Я пользуюсь старой посудой хозяйки, топором, дровами, сплю на деревянной кровати и укрываюсь лоскутным одеялом. Все эти вещи сохранились благодаря вниманию соседки, тоже одинокой старухи, Милениной, которая исполнила посмертную волю своей умершей подруги: вручила ключ от дома в собственные руки наследнику… Мне давно уже пора уезжать домой, в Москве ждет жена с детьми, ждут на работе в газете, а я все еще не могу уехать. Что-то властное, могучее удерживает меня здесь, я отдаюсь печали и покою, словно уже нет для меня никаких забот, тревог и обязательств прежней жизни. И неподвижное, как застывшее мгновенье, странное время подняло меня и несет на замершем своем гребне.
Просыпаясь по утрам, я не сразу могу понять, где я, что вокруг, и надтреснутая балка надолго приковывает мое внимание: я как бы совершаю длительное путешествие вдоль черных ее трещин, уподобившись таракану, и неизменно оказываюсь возле большого железного кольца, которое свисает из проушины сбоку тесаной балки. Разглядывая это кольцо, утончившееся в том месте, где оно терлось о проушину, я представляю, как покачивается детская зыбка, свисавшая с него… И снова я думаю о той, которая видела эту щелястую балку и желтый деревянный потолок всю свою жизнь — с первых дней до последнего.

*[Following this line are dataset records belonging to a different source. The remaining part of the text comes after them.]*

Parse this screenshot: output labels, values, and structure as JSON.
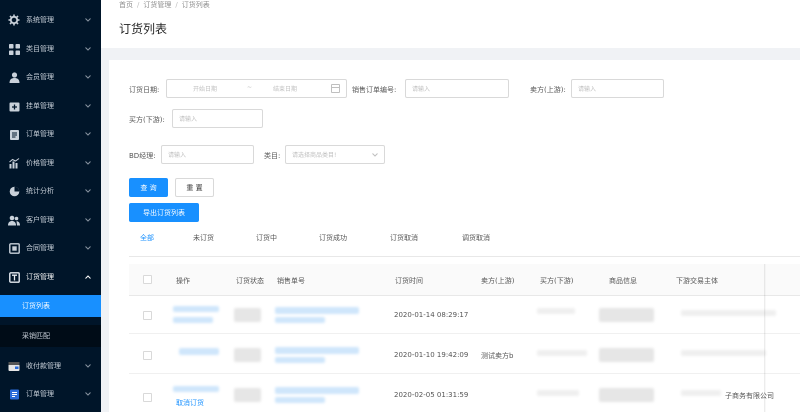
{
  "sidebar": {
    "items": [
      {
        "label": "系统管理",
        "icon": "gear-icon"
      },
      {
        "label": "类目管理",
        "icon": "grid-icon"
      },
      {
        "label": "会员管理",
        "icon": "user-icon"
      },
      {
        "label": "挂单管理",
        "icon": "plus-box-icon"
      },
      {
        "label": "订单管理",
        "icon": "clipboard-icon"
      },
      {
        "label": "价格管理",
        "icon": "bar-chart-icon"
      },
      {
        "label": "统计分析",
        "icon": "pie-chart-icon"
      },
      {
        "label": "客户管理",
        "icon": "users-icon"
      },
      {
        "label": "合同管理",
        "icon": "contract-icon"
      },
      {
        "label": "订货管理",
        "icon": "order-goods-icon"
      }
    ],
    "submenu": [
      {
        "label": "订货列表",
        "active": true
      },
      {
        "label": "采销匹配",
        "active": false
      }
    ],
    "bottom_items": [
      {
        "label": "收付款管理",
        "icon": "wallet-icon"
      },
      {
        "label": "订单管理",
        "icon": "doc-icon"
      }
    ]
  },
  "breadcrumb": [
    "首页",
    "订货管理",
    "订货列表"
  ],
  "page_title": "订货列表",
  "filters": {
    "order_date_label": "订货日期:",
    "start_placeholder": "开始日期",
    "range_sep": "~",
    "end_placeholder": "结束日期",
    "sales_no_label": "销售订单编号:",
    "sales_no_placeholder": "请输入",
    "seller_label": "卖方(上游):",
    "seller_placeholder": "请输入",
    "buyer_label": "买方(下游):",
    "buyer_placeholder": "请输入",
    "bd_label": "BD经理:",
    "bd_placeholder": "请输入",
    "category_label": "类目:",
    "category_placeholder": "请选择商品类目!"
  },
  "buttons": {
    "query": "查 询",
    "reset": "重 置",
    "export": "导出订货列表"
  },
  "tabs": [
    "全部",
    "未订货",
    "订货中",
    "订货成功",
    "订货取消",
    "调货取消"
  ],
  "table": {
    "columns": [
      "操作",
      "订货状态",
      "销售单号",
      "订货时间",
      "卖方(上游)",
      "买方(下游)",
      "商品信息",
      "下游交易主体"
    ],
    "rows": [
      {
        "time": "2020-01-14 08:29:17",
        "seller": "",
        "action": "",
        "subject": ""
      },
      {
        "time": "2020-01-10 19:42:09",
        "seller": "测试卖方b",
        "action": "",
        "subject": ""
      },
      {
        "time": "2020-02-05 01:31:59",
        "seller": "",
        "action": "取消订货",
        "subject": "子商务有限公司"
      }
    ]
  },
  "colors": {
    "sidebar_bg": "#001529",
    "accent": "#1890ff"
  }
}
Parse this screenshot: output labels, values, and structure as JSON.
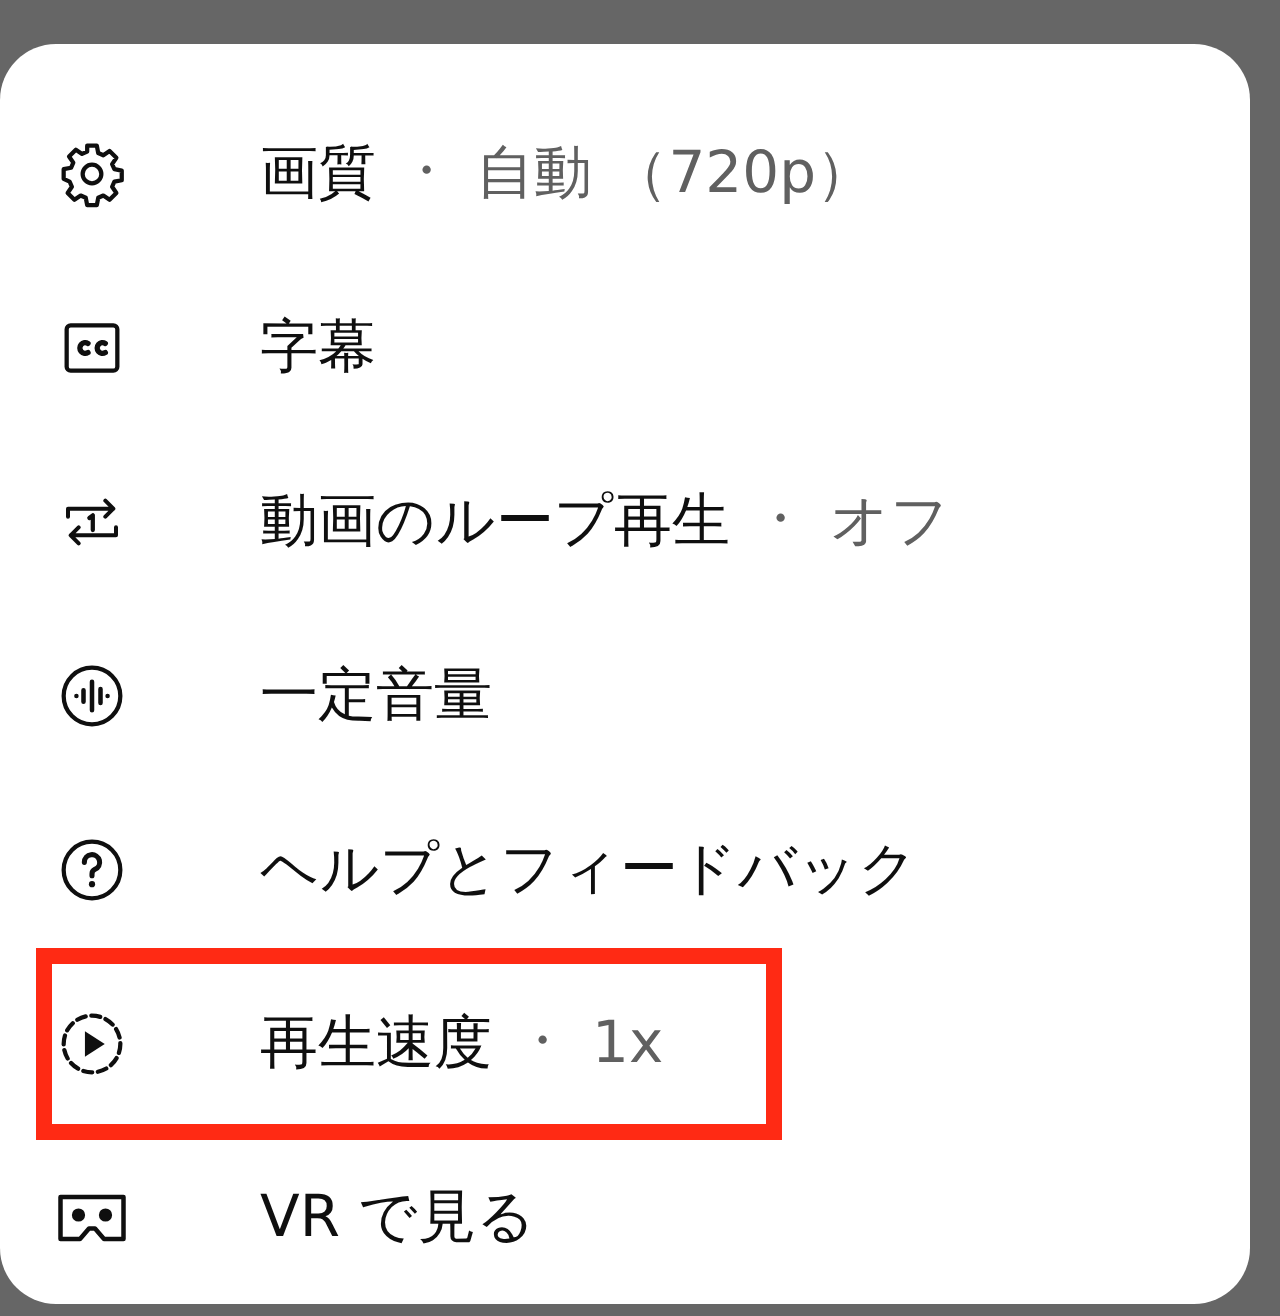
{
  "sheet": {
    "items": [
      {
        "kind": "quality",
        "label": "画質",
        "separator": "・",
        "value": "自動 （720p）",
        "highlighted": false
      },
      {
        "kind": "captions",
        "label": "字幕",
        "highlighted": false
      },
      {
        "kind": "loop",
        "label": "動画のループ再生",
        "separator": "・",
        "value": "オフ",
        "highlighted": false
      },
      {
        "kind": "volume",
        "label": "一定音量",
        "highlighted": false
      },
      {
        "kind": "help",
        "label": "ヘルプとフィードバック",
        "highlighted": false
      },
      {
        "kind": "speed",
        "label": "再生速度",
        "separator": "・",
        "value": "1x",
        "highlighted": true
      },
      {
        "kind": "vr",
        "label": "VR で見る",
        "highlighted": false
      }
    ]
  }
}
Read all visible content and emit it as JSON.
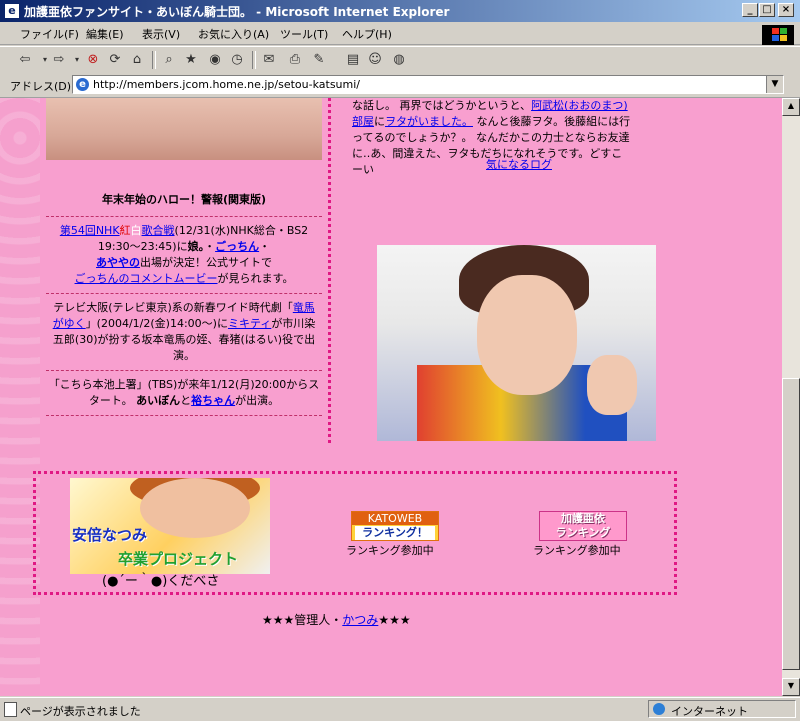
{
  "window": {
    "title": "加護亜依ファンサイト・あいぼん騎士団。 - Microsoft Internet Explorer",
    "minimize": "_",
    "maximize": "□",
    "close": "×"
  },
  "menu": [
    "ファイル(F)",
    "編集(E)",
    "表示(V)",
    "お気に入り(A)",
    "ツール(T)",
    "ヘルプ(H)"
  ],
  "address": {
    "label": "アドレス(D)",
    "url": "http://members.jcom.home.ne.jp/setou-katsumi/"
  },
  "status": {
    "text": "ページが表示されました",
    "zone": "インターネット"
  },
  "right": {
    "t1": "な話し。 再界ではどうかというと、",
    "l1": "阿武松(おおのまつ)部屋",
    "t2": "に",
    "l2": "ヲタがいました。",
    "t3": " なんと後藤ヲタ。後藤組には行ってるのでしょうか？。 なんだかこの力士とならお友達に‥あ、間違えた、ヲタもだちになれそうです。どすこーい",
    "blog": "気になるログ"
  },
  "news": {
    "heading": "年末年始のハロー！警報(関東版)",
    "item1": {
      "link1": "第54回NHK",
      "red": "紅",
      "white": "白",
      "link2": "歌合戦",
      "t1": "(12/31(水)NHK総合・BS2 19:30～23:45)に",
      "bold1": "娘。",
      "dot": "・",
      "link3": "ごっちん",
      "dot2": "・",
      "link4": "あややの",
      "t2": "出場が決定！公式サイトで",
      "link5": "ごっちんのコメントムービー",
      "t3": "が見られます。"
    },
    "item2": {
      "t1": "テレビ大阪(テレビ東京)系の新春ワイド時代劇「",
      "link1": "竜馬がゆく",
      "t2": "」(2004/1/2(金)14:00～)に",
      "link2": "ミキティ",
      "t3": "が市川染五郎(30)が扮する坂本竜馬の姪、春猪(はるい)役で出演。"
    },
    "item3": {
      "t1": "「こちら本池上署」(TBS)が来年1/12(月)20:00からスタート。 ",
      "bold1": "あいぼん",
      "t2": "と",
      "link1": "裕ちゃん",
      "t3": "が出演。"
    }
  },
  "bottom": {
    "banner_line1": "安倍なつみ",
    "banner_line2": "卒業プロジェクト",
    "kaomoji": "(●´ー｀●)くだべさ",
    "rank_a_top": "KATOWEB",
    "rank_a_bot": "ランキング！",
    "rank_b_top": "加護亜依",
    "rank_b_bot": "ランキング",
    "rank_caption": "ランキング参加中"
  },
  "footer": {
    "stars_left": "★★★",
    "t1": "管理人・",
    "link": "かつみ",
    "stars_right": "★★★"
  }
}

Мы с нею часто играли вдвоем на Дашиной горе в те еще времена, когда на зеленой ее вершине не было кладбища, — росла там густая трава, цвели розовые кашки, и вдова Коннова косила траву. Холм этот хорошо виден из окна, если, присев на кровати, отдернуть штору; но я лежу не двигаясь, с закрытыми глазами — и вот вижу, как в сумерках летнего дня возвращаюсь привычной дорогой мимо оврага к себе домой. Этого дома давно уже нет, его продали на слом, на месте нашего двора стоит сейчас пекарня, но я все еще иду навстречу алому вечернему солнцу по прохладной росистой тропинке детства. И вновь переживаю в душе то необыкновенное тревожное волнение, что испытал я после того, как девочка впервые поцеловала меня. Я не знаю, как мы дошли в своих играх до таких вольностей, и помню лишь, что сначала сидели мы в ворохе сена, выставив одни головы, и сухие былинки прилипли к ее темным волосам. Она расстегнула мне рубашку и, прильнув теплым ртом к моей шее, впилась крепким, влажным поцелуем. Я с силою оттолкнул ее, чего-то необыкновенно испугавшись, она упала и лежала, спрятав лицо в сено, не шелохнувшись, — должно быть, ждала от меня карающей затрещины. Но я уже пошел, побежал прочь по извилистой тропинке с Дашиной горы…
Прошло с того дня года два. После шестого класса девочка уже не ходила в школу из-за болезни, я появлялся у них в доме все реже. К нам перевели большую воинскую часть, рядом с поселком быстро вырос военный городок со своим клубом, магазином. В школе стало учиться много детей военнослужащих, и в классах народу удвоилось. Сам дух школьный стал иным: кончилось атаманство наших поселковых силачей-переростков в телогреечках и кепках, надетых козырьком назад, — последний атаман, некто Полтинник-в-зубах, был страшно избит в драке семиклассником Бокалом, сыном подполковника, боксером-второразрядником. Под эгидой этого Бокала и также младшего брата его Гарика, щеголя и легковеса, в нашей школе началась эра бокса, благодаря чему и моя жизнь круто переменилась и я стал тем, кем сейчас являюсь.